8. The apparatus of claim 7, wherein the scene recognition module comprises:

the scene determining module is used for carrying out scene recognition on the multiple images according to the deep learning neural network model to obtain recognized image characteristics and determining scenes corresponding to the multiple images respectively according to the image characteristics;

and the image description module is used for carrying out image description generation according to the identified image characteristics and the scenes corresponding to the plurality of images respectively to obtain description characters matched with the scenes corresponding to the plurality of images respectively.

9. The apparatus of claim 7, wherein the lyric generation module comprises:

the final arranging module is used for arranging all the finals from the Chinese pinyin corresponding to the last word in the description characters;

the rule determining module is used for determining a final distribution rule according to all arranged finals;

a final determining module, configured to determine a final corresponding to the last word in the description text from the final conforming to a final distribution rule;

and the lyric obtaining module is used for obtaining rhyme lyrics corresponding to the plurality of images from a pre-generated lyric template according to the scenes corresponding to the plurality of images and the corresponding rhyme feet under each scene, and lyric characters corresponding to the plurality of scenes and the plurality of rhyme feet are pre-configured in the lyric template.
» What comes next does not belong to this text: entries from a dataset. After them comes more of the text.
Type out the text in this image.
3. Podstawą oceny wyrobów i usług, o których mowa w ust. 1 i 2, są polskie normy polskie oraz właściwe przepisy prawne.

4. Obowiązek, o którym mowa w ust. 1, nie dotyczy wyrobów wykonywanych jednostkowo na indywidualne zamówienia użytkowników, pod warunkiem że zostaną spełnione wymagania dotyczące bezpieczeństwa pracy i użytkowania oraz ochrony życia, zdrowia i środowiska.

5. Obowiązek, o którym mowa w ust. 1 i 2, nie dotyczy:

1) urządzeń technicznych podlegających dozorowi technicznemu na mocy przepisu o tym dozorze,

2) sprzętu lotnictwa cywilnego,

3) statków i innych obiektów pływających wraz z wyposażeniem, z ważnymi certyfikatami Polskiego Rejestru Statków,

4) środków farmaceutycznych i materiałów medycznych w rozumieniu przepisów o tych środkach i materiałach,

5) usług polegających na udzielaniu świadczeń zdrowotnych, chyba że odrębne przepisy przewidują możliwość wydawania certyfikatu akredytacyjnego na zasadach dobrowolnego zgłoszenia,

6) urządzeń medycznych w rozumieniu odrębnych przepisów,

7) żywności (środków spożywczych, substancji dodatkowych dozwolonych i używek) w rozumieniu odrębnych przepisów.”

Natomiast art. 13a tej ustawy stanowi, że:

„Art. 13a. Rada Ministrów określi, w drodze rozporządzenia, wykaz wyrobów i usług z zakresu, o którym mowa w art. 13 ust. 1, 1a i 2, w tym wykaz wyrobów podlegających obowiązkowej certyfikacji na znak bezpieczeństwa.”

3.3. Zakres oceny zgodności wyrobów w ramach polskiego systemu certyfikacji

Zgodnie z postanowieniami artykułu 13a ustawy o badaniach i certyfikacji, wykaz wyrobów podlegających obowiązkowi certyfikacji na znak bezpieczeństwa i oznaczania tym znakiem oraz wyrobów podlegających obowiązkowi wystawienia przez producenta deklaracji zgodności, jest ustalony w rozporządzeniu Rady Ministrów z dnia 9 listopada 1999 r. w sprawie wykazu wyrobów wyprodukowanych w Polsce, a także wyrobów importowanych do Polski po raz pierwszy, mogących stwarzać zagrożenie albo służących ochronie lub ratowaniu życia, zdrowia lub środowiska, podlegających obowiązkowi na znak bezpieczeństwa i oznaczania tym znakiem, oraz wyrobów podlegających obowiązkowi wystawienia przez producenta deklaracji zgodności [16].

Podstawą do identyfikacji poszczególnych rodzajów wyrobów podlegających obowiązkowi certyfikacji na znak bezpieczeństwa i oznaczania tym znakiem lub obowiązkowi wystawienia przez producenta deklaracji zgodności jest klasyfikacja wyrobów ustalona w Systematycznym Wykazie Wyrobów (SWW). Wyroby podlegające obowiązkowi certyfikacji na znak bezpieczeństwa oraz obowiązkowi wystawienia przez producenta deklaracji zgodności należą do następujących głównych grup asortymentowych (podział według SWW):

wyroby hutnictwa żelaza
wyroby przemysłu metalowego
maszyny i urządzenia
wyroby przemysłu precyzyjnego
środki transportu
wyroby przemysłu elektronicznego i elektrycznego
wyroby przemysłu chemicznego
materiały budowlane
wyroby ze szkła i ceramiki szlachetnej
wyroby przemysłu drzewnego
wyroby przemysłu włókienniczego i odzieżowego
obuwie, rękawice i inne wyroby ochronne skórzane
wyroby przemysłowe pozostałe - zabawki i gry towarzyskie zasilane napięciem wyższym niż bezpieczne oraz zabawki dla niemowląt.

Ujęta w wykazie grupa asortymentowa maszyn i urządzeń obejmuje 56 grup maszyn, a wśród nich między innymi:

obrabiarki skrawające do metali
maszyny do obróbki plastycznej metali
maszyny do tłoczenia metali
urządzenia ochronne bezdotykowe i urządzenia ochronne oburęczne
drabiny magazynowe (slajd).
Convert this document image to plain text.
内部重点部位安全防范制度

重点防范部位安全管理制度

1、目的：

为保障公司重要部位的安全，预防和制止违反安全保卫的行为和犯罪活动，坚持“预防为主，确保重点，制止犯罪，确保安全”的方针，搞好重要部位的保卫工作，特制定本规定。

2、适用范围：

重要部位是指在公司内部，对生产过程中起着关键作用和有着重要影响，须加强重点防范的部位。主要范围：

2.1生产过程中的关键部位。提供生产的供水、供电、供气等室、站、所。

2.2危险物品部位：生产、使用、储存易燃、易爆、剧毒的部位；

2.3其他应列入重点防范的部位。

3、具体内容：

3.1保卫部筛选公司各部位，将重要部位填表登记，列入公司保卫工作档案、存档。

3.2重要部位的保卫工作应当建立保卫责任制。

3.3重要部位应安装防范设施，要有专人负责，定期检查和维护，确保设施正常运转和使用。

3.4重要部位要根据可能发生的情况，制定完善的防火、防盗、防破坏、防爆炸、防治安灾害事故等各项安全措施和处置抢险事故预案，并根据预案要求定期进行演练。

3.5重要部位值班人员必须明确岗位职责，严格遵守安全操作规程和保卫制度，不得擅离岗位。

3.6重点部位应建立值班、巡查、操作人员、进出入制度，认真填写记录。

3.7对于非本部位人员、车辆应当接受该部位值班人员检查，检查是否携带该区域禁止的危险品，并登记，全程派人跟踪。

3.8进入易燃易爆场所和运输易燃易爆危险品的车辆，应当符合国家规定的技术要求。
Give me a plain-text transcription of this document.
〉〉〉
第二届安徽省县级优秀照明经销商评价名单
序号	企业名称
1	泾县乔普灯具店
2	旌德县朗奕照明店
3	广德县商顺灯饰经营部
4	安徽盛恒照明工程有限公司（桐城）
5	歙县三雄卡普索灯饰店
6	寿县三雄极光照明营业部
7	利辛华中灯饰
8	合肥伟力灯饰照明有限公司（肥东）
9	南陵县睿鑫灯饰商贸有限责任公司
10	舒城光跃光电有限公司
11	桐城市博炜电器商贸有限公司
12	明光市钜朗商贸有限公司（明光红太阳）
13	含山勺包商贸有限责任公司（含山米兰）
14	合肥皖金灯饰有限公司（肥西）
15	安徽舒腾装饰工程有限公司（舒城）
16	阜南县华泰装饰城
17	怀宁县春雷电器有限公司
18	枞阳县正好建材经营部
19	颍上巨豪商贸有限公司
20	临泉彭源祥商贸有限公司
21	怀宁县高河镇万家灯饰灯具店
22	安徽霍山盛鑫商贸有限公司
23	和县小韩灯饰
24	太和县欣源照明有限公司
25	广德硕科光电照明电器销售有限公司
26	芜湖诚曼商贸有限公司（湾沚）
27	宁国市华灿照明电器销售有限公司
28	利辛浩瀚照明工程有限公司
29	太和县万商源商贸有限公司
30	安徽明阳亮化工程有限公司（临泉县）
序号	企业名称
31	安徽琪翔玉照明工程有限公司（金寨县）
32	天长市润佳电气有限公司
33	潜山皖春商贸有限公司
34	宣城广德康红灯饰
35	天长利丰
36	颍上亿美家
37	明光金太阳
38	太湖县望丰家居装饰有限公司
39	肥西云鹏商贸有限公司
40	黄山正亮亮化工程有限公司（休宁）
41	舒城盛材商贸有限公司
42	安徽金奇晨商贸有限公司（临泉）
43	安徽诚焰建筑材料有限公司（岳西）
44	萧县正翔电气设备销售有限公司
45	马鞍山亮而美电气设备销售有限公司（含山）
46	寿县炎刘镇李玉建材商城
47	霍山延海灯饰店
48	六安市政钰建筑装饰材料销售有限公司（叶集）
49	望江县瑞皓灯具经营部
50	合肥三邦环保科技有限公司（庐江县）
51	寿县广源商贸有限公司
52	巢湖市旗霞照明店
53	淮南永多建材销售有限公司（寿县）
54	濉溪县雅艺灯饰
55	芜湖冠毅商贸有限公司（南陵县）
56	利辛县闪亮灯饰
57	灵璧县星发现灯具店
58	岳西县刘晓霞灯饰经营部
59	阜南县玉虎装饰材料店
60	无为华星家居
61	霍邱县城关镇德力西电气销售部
10. The apparatus of claim 9, wherein the lyric obtaining module comprises:

the description lyric generating module is used for generating image description lyrics according to the description words matched with the scene corresponding to each image;

the supplementary lyric generating module is used for acquiring supplementary lyrics from a pre-generated lyric template according to scenes corresponding to the plurality of images and corresponding vowel feet under each scene;

and the lyric synthesis module is used for synthesizing the image description lyrics and the supplementary lyrics together to obtain the rhyme lyrics.

11. The apparatus of claim 10, wherein the supplemental lyric generating module is specifically configured to determine a rhyme that conforms to a double rhyme from the image-described lyrics; and acquiring supplementary lyrics from a pre-generated lyric template according to the scenes corresponding to the multiple images and the corresponding rhymes conforming to the double rhymes in each scene.

12. The device according to claim 7, wherein the plurality of images are acquired by the terminal after entering a photographing mode; or the like, or, alternatively,

and acquiring the plurality of images from an album of the terminal.

13. A computer-readable storage medium comprising instructions that, when executed on a computer, cause the computer to perform the method of any one of claims 1-6.